正保4年(1647年)、大垣藩主の戸田氏鉄はこの地を訪れ、夜叉ヶ池の伝説を聞いて感銘し、夜叉姫の髪洗池のほとりに夜叉龍神社を建立したのが始まりである。その後治水の神として大垣藩の崇敬を受ける。しかし明治28年(1895年)この付近一帯襲った鉄砲水によって神社は流失する(この時に夜叉姫の髪洗池もなくなってしまう)。

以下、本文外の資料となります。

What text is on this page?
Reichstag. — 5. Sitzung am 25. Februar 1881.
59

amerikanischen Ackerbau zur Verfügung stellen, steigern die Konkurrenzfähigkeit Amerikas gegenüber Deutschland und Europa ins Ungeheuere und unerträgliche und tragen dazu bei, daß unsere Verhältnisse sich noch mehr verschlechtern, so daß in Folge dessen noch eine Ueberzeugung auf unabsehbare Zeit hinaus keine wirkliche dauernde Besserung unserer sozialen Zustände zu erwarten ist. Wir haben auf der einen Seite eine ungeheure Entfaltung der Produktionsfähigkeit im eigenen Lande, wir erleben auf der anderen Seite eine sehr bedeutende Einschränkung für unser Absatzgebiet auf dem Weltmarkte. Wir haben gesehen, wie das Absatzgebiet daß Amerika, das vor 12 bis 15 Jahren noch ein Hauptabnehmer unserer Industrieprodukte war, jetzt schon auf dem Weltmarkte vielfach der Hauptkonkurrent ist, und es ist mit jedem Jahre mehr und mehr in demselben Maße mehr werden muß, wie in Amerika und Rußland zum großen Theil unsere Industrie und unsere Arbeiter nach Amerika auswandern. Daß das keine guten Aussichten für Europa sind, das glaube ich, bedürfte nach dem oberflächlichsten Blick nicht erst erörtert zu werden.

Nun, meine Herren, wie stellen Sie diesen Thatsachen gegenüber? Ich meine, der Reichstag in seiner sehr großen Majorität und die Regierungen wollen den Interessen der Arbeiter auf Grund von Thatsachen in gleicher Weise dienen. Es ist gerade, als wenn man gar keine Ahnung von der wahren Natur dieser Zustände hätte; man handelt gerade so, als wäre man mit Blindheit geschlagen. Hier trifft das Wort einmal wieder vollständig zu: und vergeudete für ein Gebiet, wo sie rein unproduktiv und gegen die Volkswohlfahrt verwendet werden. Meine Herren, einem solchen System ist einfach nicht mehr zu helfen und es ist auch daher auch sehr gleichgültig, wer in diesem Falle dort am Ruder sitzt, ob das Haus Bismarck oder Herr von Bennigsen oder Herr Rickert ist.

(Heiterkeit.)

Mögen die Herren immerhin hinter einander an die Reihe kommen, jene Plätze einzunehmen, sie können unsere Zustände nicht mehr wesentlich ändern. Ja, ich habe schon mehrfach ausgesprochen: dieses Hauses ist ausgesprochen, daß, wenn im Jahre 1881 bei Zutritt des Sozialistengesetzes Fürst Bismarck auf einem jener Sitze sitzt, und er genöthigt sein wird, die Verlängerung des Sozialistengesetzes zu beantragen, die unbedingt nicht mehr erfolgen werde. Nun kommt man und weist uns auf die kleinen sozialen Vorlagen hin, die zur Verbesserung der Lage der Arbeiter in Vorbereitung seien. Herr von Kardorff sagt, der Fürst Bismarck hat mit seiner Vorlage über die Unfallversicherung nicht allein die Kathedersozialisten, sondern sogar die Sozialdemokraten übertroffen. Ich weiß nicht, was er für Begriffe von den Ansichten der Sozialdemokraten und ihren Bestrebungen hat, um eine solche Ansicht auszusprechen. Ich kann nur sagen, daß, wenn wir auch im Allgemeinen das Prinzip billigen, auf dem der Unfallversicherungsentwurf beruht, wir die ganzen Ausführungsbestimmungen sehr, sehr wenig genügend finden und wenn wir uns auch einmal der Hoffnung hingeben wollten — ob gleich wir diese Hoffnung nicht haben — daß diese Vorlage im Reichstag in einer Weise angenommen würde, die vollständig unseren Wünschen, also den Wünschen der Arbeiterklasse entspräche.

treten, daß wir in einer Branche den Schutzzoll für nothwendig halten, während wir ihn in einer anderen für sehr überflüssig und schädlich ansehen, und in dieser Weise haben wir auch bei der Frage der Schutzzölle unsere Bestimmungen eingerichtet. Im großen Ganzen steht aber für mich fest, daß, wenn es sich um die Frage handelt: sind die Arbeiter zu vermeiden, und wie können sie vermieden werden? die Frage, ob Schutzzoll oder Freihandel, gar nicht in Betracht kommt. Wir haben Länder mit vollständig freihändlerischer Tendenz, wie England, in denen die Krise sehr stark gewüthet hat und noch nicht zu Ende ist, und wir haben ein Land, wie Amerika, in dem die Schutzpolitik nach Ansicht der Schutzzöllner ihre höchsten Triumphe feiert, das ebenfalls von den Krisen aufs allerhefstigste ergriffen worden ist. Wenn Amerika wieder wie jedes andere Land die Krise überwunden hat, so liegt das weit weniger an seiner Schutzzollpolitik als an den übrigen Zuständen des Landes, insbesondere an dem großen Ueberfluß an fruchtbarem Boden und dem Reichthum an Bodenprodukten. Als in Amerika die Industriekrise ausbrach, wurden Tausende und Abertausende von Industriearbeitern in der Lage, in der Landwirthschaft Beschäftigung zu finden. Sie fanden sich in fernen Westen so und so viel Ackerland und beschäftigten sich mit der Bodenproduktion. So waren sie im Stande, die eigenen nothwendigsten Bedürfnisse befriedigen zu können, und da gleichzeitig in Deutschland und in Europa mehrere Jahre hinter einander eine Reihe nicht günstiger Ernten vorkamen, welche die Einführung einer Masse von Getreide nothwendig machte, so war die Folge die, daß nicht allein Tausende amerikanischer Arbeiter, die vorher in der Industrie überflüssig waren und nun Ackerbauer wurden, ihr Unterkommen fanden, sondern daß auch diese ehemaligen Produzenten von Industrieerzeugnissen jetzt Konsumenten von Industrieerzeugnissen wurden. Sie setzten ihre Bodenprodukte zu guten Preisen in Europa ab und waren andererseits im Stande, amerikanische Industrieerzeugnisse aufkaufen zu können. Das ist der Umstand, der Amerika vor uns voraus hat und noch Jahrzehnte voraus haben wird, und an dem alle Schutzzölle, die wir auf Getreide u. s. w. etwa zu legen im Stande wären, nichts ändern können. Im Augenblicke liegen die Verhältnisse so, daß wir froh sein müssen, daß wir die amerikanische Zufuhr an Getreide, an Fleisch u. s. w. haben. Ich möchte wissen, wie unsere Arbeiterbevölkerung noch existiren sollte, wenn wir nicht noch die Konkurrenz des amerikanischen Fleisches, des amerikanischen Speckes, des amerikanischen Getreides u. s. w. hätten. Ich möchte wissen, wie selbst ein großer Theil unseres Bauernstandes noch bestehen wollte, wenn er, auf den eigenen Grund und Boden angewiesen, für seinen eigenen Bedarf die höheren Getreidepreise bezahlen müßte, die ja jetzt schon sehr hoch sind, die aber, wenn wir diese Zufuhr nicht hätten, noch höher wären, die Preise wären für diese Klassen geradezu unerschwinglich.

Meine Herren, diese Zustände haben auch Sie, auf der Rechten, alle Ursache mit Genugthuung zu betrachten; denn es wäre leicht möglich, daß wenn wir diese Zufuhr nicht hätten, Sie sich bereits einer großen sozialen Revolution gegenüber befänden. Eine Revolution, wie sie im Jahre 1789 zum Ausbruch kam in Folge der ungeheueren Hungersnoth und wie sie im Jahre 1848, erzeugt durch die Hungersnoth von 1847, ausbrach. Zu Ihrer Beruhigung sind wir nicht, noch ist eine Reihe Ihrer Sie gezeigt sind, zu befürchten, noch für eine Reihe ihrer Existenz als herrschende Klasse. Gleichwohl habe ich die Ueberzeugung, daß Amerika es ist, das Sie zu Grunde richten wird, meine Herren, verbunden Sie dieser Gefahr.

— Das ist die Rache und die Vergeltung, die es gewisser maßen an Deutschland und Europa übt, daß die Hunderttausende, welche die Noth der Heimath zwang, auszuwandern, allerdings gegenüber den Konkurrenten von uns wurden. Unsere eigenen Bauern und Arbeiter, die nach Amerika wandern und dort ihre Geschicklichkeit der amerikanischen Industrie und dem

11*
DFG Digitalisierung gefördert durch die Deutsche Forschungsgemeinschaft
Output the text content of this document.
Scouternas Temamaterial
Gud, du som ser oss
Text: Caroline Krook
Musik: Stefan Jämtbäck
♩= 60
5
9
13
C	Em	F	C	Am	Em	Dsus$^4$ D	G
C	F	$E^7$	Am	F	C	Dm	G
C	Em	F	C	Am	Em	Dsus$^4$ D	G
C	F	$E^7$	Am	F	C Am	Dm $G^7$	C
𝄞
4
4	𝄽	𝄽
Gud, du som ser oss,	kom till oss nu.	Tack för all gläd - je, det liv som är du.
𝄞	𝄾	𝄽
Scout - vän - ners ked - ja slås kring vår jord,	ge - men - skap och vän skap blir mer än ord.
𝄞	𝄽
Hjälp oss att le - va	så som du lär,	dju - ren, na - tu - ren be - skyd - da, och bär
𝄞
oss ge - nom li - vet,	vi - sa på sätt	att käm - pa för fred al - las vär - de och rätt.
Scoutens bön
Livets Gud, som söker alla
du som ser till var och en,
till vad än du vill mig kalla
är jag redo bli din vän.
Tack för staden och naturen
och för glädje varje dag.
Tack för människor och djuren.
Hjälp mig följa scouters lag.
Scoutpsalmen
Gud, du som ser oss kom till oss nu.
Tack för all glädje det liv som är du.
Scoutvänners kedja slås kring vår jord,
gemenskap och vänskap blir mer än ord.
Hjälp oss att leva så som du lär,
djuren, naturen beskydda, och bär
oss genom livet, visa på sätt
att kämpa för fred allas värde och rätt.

しばらく御神体などは別の場所に安置されていたが、昭和9年(1934年)に揖斐川電工株式会社が川上発電所を開設する際に、治水の神、村と会社の平安隆盛を祈願するために復興されたのである。揖斐川電工株式会社は,現在ではイビデンという会社名で電気機器製造メーカーとして存続しているが、現在でもこの夜叉龍神社へ役員が参詣しているという。

<用語解説> 
◆夜叉ヶ池伝説
弘仁8年(817年)、美濃国を大干魃が襲った。窮した郡司の安八太夫安次は、小さな蛇を見つけると「雨を降らせてくれるなら、娘をやろう」とつぶやいた。するとその夜の夢枕に小蛇が現れ「私は龍神である。望み通り雨を降らせる代わりに娘をもらう」と言うと、たちまち雨が降り出した。翌日、龍神は若者に姿を変じ、安八太夫の許を訪れる。太夫は事の子細を3人の娘に告げると、末娘が「ならば」と承諾した。そして娘は若者と共に揖斐川の上流へと向かったのである。そしてしばらく後、娘を案じた安八太夫は揖斐川の上流へ行き、さらに山の上の池を訪れて娘の名を呼ぶと、既に龍の姿に変じた娘が現れ今生の別れをした。その後、安八太夫は龍となった娘を祀る祠を池(奥宮)と自宅(本宮)に建てた。そして池は、娘の名を取って夜叉ヶ池と呼ばれるようになったという。

◆戸田氏鉄
1576-1655。徳川家康の近習として仕える。関ヶ原の戦いの後、膳所藩、尼崎藩を経て、寛永12年(1635年)大垣へ転封となる。大垣藩時代には新田開発と治水に尽力し、藩の経済基盤を作り上げた。そして明治維新に至るまで、戸田氏が大垣藩を領することとなる。